Imagine this scenario: You’re a scout evaluating potential recruits for a football team, and you’re looking at two young players for a wide receiver position. Player A runs the 40-yard dash in just more than four seconds, but he also has a bad attitude, a poor memory for plays, and a habit of dropping passes. Player B is slower but is a great team player, runs the right pattern every time, and always catches the ball. Whom are you going to pick?
Of course you’re going to choose Player B. Speed, after all, isn’t everything—not on the football field, and not in the drive-thru lane.
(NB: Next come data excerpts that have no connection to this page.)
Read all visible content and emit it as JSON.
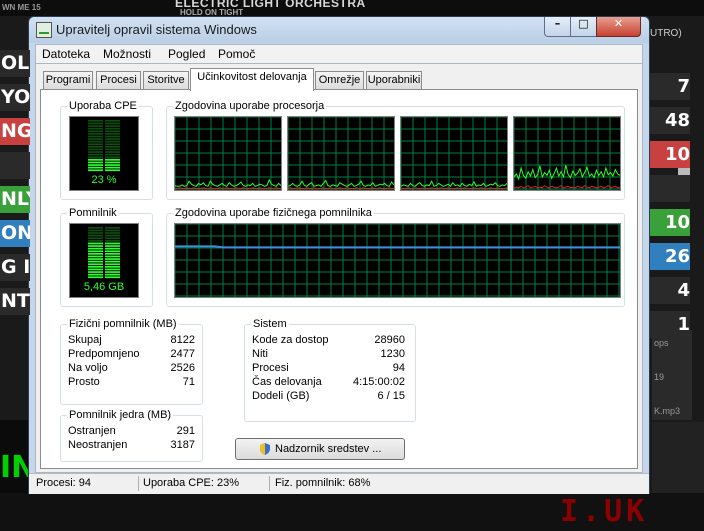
{
  "background": {
    "title": "ELECTRIC LIGHT ORCHESTRA",
    "subtitle": "HOLD ON TIGHT",
    "small_text": "WN ME 15",
    "right_top": "UTRO)",
    "left_rows": [
      {
        "text": "OLL",
        "color": "#2a2a2a"
      },
      {
        "text": "YO",
        "color": "#2a2a2a"
      },
      {
        "text": "NG",
        "color": "#c84040"
      },
      {
        "text": "",
        "color": "#2a2a2a"
      },
      {
        "text": "NLY",
        "color": "#3aa03a"
      },
      {
        "text": "ON",
        "color": "#3080c0"
      },
      {
        "text": "G I",
        "color": "#2a2a2a"
      },
      {
        "text": "NT",
        "color": "#2a2a2a"
      }
    ],
    "right_nums": [
      {
        "text": "7",
        "color": "#2a2a2a"
      },
      {
        "text": "48",
        "color": "#2a2a2a"
      },
      {
        "text": "10",
        "color": "#c84040"
      },
      {
        "text": "",
        "color": "#2a2a2a"
      },
      {
        "text": "10",
        "color": "#3aa03a"
      },
      {
        "text": "26",
        "color": "#3080c0"
      },
      {
        "text": "4",
        "color": "#2a2a2a"
      },
      {
        "text": "1",
        "color": "#2a2a2a"
      }
    ],
    "right_box_lines": [
      "ops",
      "19",
      "K.mp3"
    ],
    "green_text": "IN",
    "red_text": "I.UK"
  },
  "window": {
    "title": "Upravitelj opravil sistema Windows",
    "menu": [
      "Datoteka",
      "Možnosti",
      "Pogled",
      "Pomoč"
    ],
    "tabs": [
      "Programi",
      "Procesi",
      "Storitve",
      "Učinkovitost delovanja",
      "Omrežje",
      "Uporabniki"
    ],
    "active_tab": 3,
    "cpu_group_label": "Uporaba CPE",
    "cpu_usage_text": "23 %",
    "cpu_usage_fraction": 0.23,
    "cpu_history_label": "Zgodovina uporabe procesorja",
    "cpu_history": [
      [
        6,
        5,
        5,
        7,
        5,
        6,
        12,
        8,
        6,
        5,
        9,
        7,
        10,
        6,
        5,
        12,
        8,
        6,
        5,
        7,
        9,
        6,
        5,
        10,
        7,
        5,
        6,
        8,
        11,
        6,
        5,
        7,
        6,
        9,
        5,
        6,
        8,
        7,
        5,
        6,
        14,
        8,
        6,
        5,
        9,
        6
      ],
      [
        5,
        6,
        9,
        6,
        5,
        7,
        12,
        6,
        5,
        8,
        10,
        5,
        6,
        7,
        5,
        9,
        13,
        6,
        5,
        7,
        6,
        5,
        10,
        8,
        6,
        5,
        7,
        9,
        5,
        6,
        8,
        12,
        6,
        5,
        7,
        6,
        10,
        5,
        6,
        8,
        7,
        9,
        6,
        5,
        11,
        7
      ],
      [
        5,
        7,
        6,
        5,
        9,
        6,
        5,
        8,
        10,
        6,
        5,
        7,
        6,
        12,
        5,
        6,
        9,
        7,
        5,
        6,
        8,
        5,
        10,
        6,
        7,
        5,
        9,
        6,
        5,
        8,
        6,
        11,
        5,
        7,
        6,
        9,
        5,
        6,
        8,
        7,
        10,
        6,
        5,
        7,
        6,
        9
      ],
      [
        18,
        22,
        15,
        30,
        20,
        16,
        25,
        19,
        28,
        17,
        21,
        33,
        18,
        24,
        20,
        27,
        16,
        22,
        30,
        19,
        25,
        18,
        34,
        21,
        17,
        26,
        20,
        23,
        29,
        18,
        24,
        31,
        19,
        22,
        17,
        27,
        20,
        25,
        18,
        30,
        21,
        24,
        19,
        28,
        22,
        20
      ]
    ],
    "kernel_history": [
      [
        2,
        2,
        3,
        2,
        2,
        3,
        2,
        2,
        3,
        2,
        2,
        2,
        3,
        2,
        2,
        3,
        2,
        2,
        2,
        3,
        2,
        2,
        3,
        2,
        2,
        2,
        3,
        2,
        2,
        3,
        2,
        2,
        2,
        3,
        2,
        2,
        3,
        2,
        2,
        2,
        3,
        2,
        2,
        3,
        2,
        2
      ],
      [
        2,
        3,
        2,
        2,
        3,
        2,
        2,
        2,
        3,
        2,
        2,
        3,
        2,
        2,
        2,
        3,
        2,
        2,
        3,
        2,
        2,
        2,
        3,
        2,
        2,
        3,
        2,
        2,
        2,
        3,
        2,
        2,
        3,
        2,
        2,
        2,
        3,
        2,
        2,
        3,
        2,
        2,
        2,
        3,
        2,
        2
      ],
      [
        2,
        2,
        2,
        3,
        2,
        2,
        3,
        2,
        2,
        2,
        3,
        2,
        2,
        3,
        2,
        2,
        2,
        3,
        2,
        2,
        3,
        2,
        2,
        2,
        3,
        2,
        2,
        3,
        2,
        2,
        2,
        3,
        2,
        2,
        3,
        2,
        2,
        2,
        3,
        2,
        2,
        3,
        2,
        2,
        2,
        3
      ],
      [
        3,
        4,
        3,
        5,
        3,
        4,
        6,
        3,
        4,
        5,
        3,
        4,
        3,
        6,
        4,
        3,
        5,
        4,
        3,
        4,
        6,
        3,
        4,
        5,
        3,
        4,
        3,
        5,
        4,
        3,
        6,
        4,
        3,
        5,
        4,
        3,
        4,
        5,
        3,
        4,
        6,
        3,
        4,
        5,
        3,
        4
      ]
    ],
    "mem_group_label": "Pomnilnik",
    "mem_usage_text": "5,46 GB",
    "mem_usage_fraction": 0.68,
    "mem_history_label": "Zgodovina uporabe fizičnega pomnilnika",
    "mem_history_fraction": 0.68,
    "physical": {
      "label": "Fizični pomnilnik (MB)",
      "rows": [
        {
          "k": "Skupaj",
          "v": "8122"
        },
        {
          "k": "Predpomnjeno",
          "v": "2477"
        },
        {
          "k": "Na voljo",
          "v": "2526"
        },
        {
          "k": "Prosto",
          "v": "71"
        }
      ]
    },
    "kernel": {
      "label": "Pomnilnik jedra (MB)",
      "rows": [
        {
          "k": "Ostranjen",
          "v": "291"
        },
        {
          "k": "Neostranjen",
          "v": "3187"
        }
      ]
    },
    "system": {
      "label": "Sistem",
      "rows": [
        {
          "k": "Kode za dostop",
          "v": "28960"
        },
        {
          "k": "Niti",
          "v": "1230"
        },
        {
          "k": "Procesi",
          "v": "94"
        },
        {
          "k": "Čas delovanja",
          "v": "4:15:00:02"
        },
        {
          "k": "Dodeli (GB)",
          "v": "6 / 15"
        }
      ]
    },
    "resource_monitor_button": "Nadzornik sredstev ...",
    "status": {
      "processes": "Procesi: 94",
      "cpu": "Uporaba CPE: 23%",
      "memory": "Fiz. pomnilnik: 68%"
    },
    "colors": {
      "graph_green": "#2cff2c",
      "graph_red": "#e02020",
      "grid": "#008040",
      "mem_line": "#3a8fe0"
    }
  }
}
In fact, when it comes to the drive thru, speed means very little if other aspects of the experience don’t meet the customer’s expectations.
“I think speed doesn’t rank up there as high as everyone thinks it does with customers,” says drive-thru expert T.J. Schier, president of consulting firm Incentivize Solutions.
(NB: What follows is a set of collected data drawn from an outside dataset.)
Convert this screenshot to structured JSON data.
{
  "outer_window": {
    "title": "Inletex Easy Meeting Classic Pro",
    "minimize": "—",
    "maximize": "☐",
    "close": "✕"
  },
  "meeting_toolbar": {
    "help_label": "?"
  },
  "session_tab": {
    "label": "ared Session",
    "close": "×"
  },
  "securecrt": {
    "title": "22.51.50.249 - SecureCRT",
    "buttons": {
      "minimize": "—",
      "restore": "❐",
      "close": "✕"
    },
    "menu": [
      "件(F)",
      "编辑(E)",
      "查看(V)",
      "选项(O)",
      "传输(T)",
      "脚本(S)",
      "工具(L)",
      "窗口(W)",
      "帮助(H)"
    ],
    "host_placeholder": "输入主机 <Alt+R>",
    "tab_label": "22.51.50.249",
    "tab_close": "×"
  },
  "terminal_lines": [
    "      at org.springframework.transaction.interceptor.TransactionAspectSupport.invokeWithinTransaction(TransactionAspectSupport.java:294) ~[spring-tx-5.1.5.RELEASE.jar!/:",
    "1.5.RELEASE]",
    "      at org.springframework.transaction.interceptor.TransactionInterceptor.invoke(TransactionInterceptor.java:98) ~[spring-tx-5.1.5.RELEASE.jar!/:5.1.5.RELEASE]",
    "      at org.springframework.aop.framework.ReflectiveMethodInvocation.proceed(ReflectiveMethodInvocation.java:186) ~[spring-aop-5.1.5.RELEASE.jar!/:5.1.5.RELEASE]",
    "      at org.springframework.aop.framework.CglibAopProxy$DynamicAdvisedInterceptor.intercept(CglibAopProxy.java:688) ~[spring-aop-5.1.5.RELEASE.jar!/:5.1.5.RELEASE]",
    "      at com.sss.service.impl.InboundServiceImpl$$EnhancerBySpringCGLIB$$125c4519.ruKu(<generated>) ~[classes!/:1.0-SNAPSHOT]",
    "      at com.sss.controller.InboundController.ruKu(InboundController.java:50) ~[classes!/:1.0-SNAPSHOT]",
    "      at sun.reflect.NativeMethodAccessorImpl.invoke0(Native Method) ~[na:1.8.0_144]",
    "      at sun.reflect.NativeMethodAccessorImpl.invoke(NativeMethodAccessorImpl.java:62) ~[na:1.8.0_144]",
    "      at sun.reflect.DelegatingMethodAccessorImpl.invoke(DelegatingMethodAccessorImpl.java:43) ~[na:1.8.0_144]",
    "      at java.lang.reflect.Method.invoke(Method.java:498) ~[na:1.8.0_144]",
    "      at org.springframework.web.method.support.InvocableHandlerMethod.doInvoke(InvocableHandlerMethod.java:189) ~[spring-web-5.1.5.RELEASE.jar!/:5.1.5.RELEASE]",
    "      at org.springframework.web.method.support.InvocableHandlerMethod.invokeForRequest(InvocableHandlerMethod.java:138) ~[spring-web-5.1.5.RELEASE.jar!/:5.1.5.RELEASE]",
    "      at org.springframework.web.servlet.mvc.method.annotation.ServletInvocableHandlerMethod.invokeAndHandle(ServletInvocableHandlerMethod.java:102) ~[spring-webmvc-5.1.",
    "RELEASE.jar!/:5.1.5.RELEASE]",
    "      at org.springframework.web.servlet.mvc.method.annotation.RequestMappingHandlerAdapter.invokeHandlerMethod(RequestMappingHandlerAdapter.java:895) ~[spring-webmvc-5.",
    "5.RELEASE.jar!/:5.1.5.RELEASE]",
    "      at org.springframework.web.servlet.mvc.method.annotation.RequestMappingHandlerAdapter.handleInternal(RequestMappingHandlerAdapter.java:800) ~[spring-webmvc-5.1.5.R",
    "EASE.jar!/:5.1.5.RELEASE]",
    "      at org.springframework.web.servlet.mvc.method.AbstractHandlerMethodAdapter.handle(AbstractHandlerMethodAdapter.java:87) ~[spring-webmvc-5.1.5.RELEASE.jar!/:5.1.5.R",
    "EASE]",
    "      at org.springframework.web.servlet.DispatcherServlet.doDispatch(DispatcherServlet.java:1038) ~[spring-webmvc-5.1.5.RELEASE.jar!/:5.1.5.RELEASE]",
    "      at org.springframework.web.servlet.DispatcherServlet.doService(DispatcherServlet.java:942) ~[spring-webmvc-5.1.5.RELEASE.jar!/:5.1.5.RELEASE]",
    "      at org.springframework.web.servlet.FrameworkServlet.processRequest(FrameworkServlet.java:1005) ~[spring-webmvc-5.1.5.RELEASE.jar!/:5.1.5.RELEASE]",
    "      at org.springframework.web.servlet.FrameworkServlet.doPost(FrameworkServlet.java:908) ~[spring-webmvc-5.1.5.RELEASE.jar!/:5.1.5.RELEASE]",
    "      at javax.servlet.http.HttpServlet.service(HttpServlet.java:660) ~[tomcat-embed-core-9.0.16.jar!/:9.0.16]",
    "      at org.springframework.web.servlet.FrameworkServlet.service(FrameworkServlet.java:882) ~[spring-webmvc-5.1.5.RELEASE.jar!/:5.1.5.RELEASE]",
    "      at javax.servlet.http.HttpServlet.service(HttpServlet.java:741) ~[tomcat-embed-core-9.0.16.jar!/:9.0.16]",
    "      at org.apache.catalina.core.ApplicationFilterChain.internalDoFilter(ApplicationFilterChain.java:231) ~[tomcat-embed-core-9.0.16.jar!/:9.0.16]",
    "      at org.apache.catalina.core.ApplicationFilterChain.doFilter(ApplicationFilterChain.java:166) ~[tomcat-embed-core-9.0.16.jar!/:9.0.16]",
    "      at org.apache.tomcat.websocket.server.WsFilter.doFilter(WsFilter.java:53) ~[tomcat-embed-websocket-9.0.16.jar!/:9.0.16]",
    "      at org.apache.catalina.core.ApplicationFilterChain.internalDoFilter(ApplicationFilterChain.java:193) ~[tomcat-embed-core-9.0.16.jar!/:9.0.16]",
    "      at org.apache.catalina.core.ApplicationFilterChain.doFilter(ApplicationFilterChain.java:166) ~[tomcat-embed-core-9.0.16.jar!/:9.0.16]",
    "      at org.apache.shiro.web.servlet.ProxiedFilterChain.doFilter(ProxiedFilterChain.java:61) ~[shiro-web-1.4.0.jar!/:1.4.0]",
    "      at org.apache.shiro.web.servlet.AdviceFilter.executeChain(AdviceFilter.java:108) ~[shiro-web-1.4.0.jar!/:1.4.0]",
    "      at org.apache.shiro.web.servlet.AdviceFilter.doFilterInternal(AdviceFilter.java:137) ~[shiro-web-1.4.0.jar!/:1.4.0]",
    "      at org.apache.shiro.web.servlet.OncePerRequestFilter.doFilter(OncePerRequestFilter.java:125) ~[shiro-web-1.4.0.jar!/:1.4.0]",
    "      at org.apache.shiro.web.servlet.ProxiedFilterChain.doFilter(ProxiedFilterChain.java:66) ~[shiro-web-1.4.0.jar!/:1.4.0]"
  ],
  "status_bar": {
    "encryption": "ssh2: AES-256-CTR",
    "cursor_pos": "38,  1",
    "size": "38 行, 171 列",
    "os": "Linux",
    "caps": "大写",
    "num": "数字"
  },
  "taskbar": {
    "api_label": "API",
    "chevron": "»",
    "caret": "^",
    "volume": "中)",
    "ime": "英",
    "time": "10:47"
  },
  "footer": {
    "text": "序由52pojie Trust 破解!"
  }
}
It doesn’t matter if consumers are through the line in less than one minute if they feel abused by the staff, end up with the wrong order, and are disappointed in the quality of their meal. So instead of focusing on shaving a few milliseconds off wait times, take some tips from these drive-thru experts on how to please your on-the-go guests in other ways.
Get it Right
It’s happened to everyone. You pull up to the speaker and order the double cheeseburger with ketchup, mustard, and pickles, hold the onions (you hate onions). When you get your food, tear off the wrapping, and take a bite—lo and behold—a mouthful of onions.
Is there anything more frustrating? For the quick-service customer, probably not. More than three-quarters of consumers say they want a drive thru to be more accurate than fast, according to this year’s Drive-Thru Consumer Survey.
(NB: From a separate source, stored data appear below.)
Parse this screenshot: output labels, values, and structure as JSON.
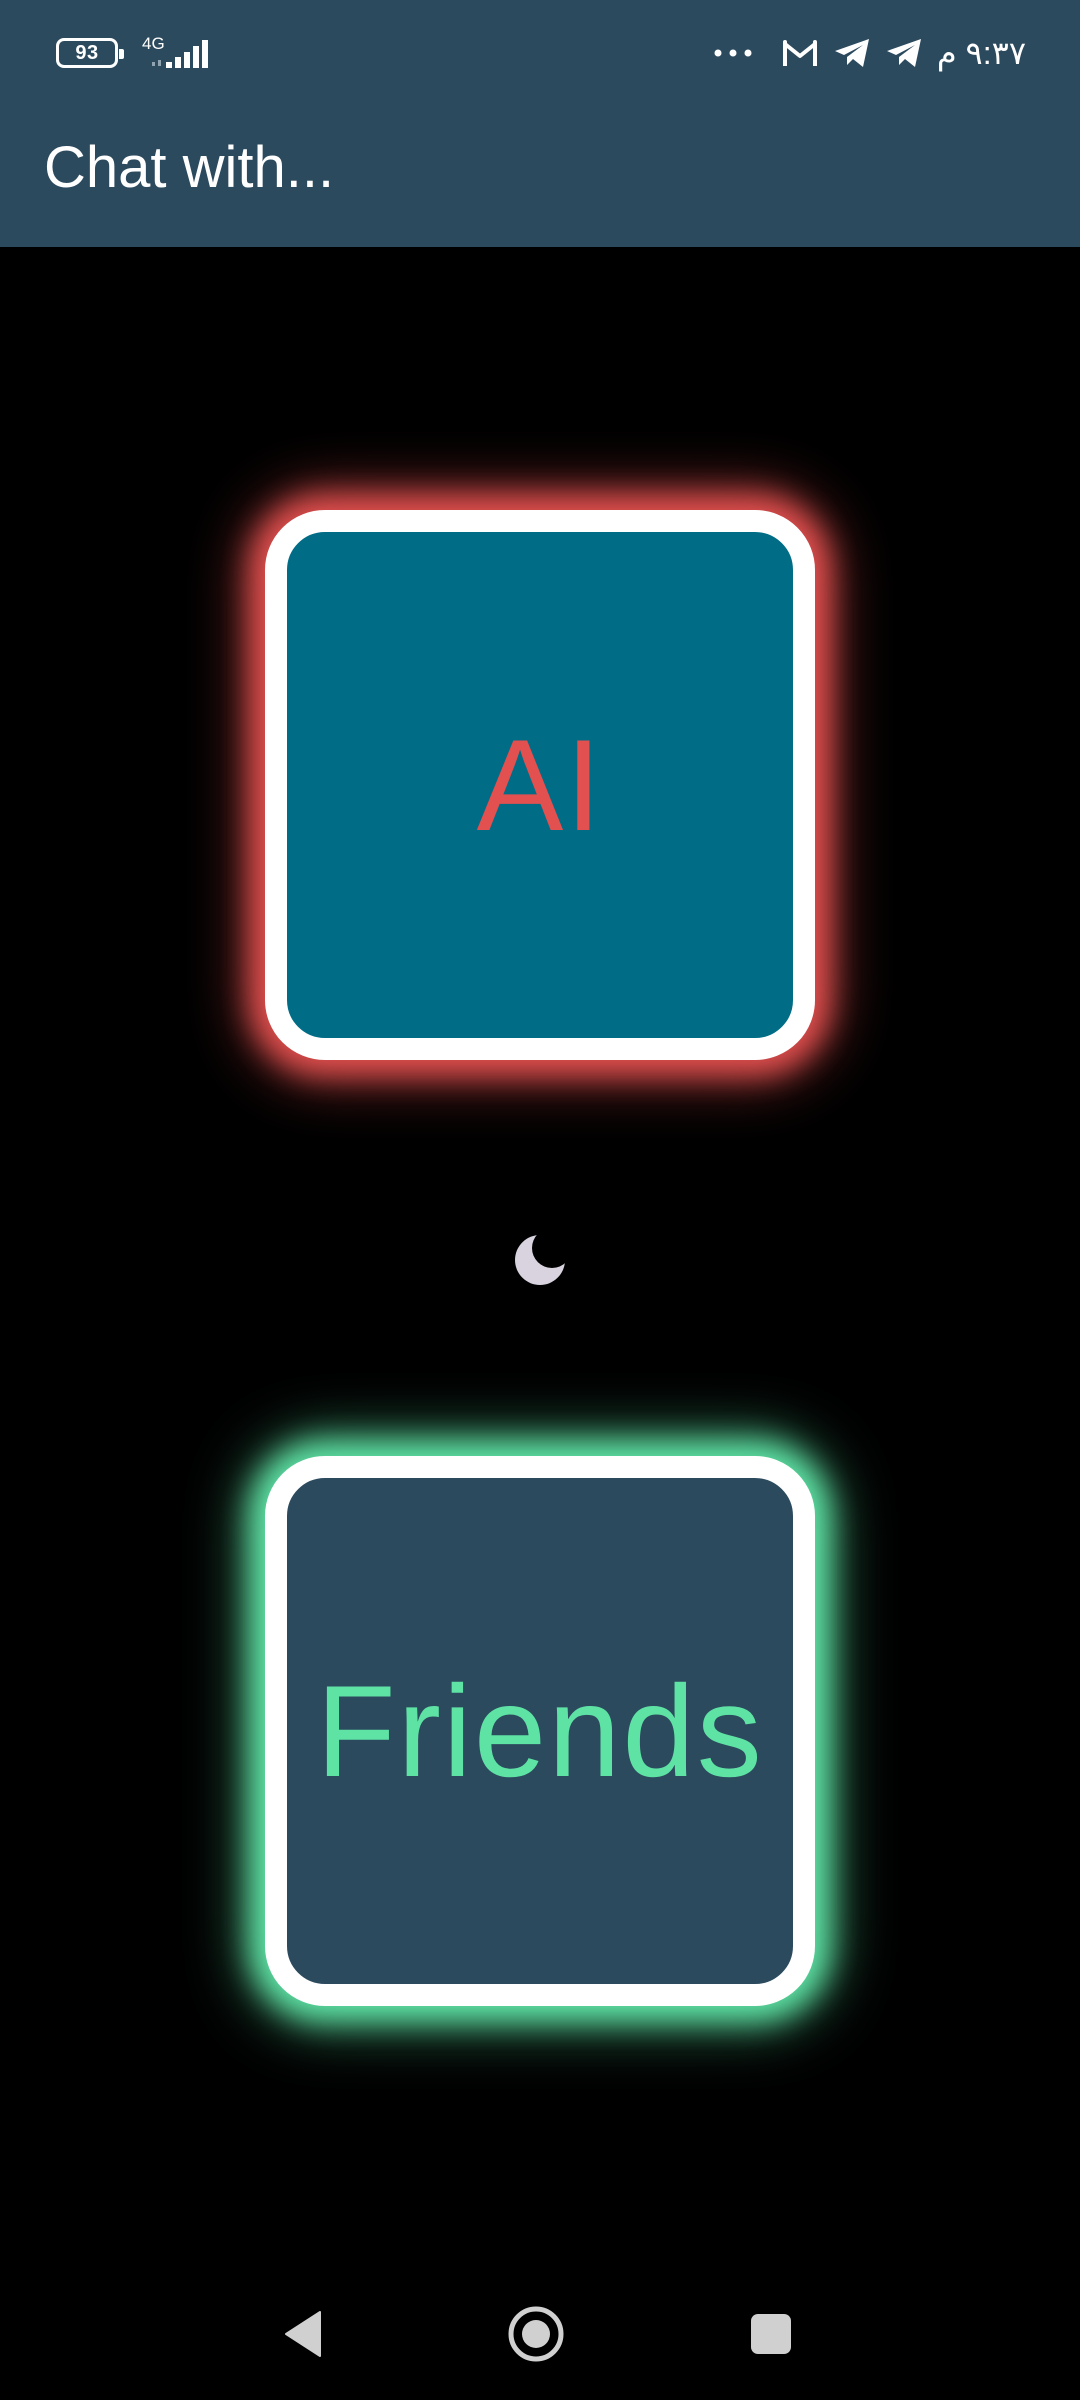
{
  "status_bar": {
    "battery": "93",
    "network": "4G",
    "more": "···",
    "time": "۹:۳۷ م"
  },
  "app_bar": {
    "title": "Chat with..."
  },
  "choices": {
    "ai": "AI",
    "friends": "Friends"
  },
  "icons": {
    "theme_toggle": "moon-icon",
    "notifications": [
      "gmail-icon",
      "telegram-icon",
      "telegram-icon"
    ],
    "nav": [
      "back-icon",
      "home-icon",
      "recents-icon"
    ]
  },
  "colors": {
    "app_bar": "#2c4a5e",
    "background": "#000000",
    "ai_fill": "#006c86",
    "ai_accent": "#e2504f",
    "friends_fill": "#2c4a5e",
    "friends_accent": "#5fe3a5",
    "moon": "#d9d2df"
  }
}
“Order accuracy is paramount,” Schier says. “If you get it wrong, your complaint-o-meter is a lot higher, and the customer is not in the restaurant, so you can’t fix it.”
Most of the major chains today, including McDonald’s, Burger King, and Wendy’s, use digital order-confirmation boards placed at the order points to ensure accuracy. These devices give customers a visual confirmation of what they just ordered, so the crew can correct mistakes before the order is filled.
“Their order shows up on the screen along with the condiments, so the customer knows what they ordered,” says Denny Lynch, senior vice president of communications for Wendy’s. “That way they can look and say, ‘I want cheese, too, or I didn’t want ketchup.’ And if we miss-key it, they can catch it.”
Ken Neeld, president and CEO of digital-signage seller Delphi Display Systems, says order-confirmation boards can reduce complaints by about 20 or 30 percent. But at around $6,000 for the board plus installation, they can be costly.
Schier suggests repeating the order back to the customer twice, once at the speaker and again at the window when you hand them their bag.
Soured by past experiences, some customers have a habit of checking inside the bag before they leave the lot to ensure their order is correct. To provide extra assurance, Burger King’s packaging includes icons that can be checked off to show any changes to the standard build. McDonald’s recently began deploying proprietary printers that create special-request tickets that crew attach to items.
“When I get that McCafé, I can look at this printed receipt, and I know if it’s mine or another person’s in the car,” says Jim McCabe, vice president of operations for McDonald’s USA.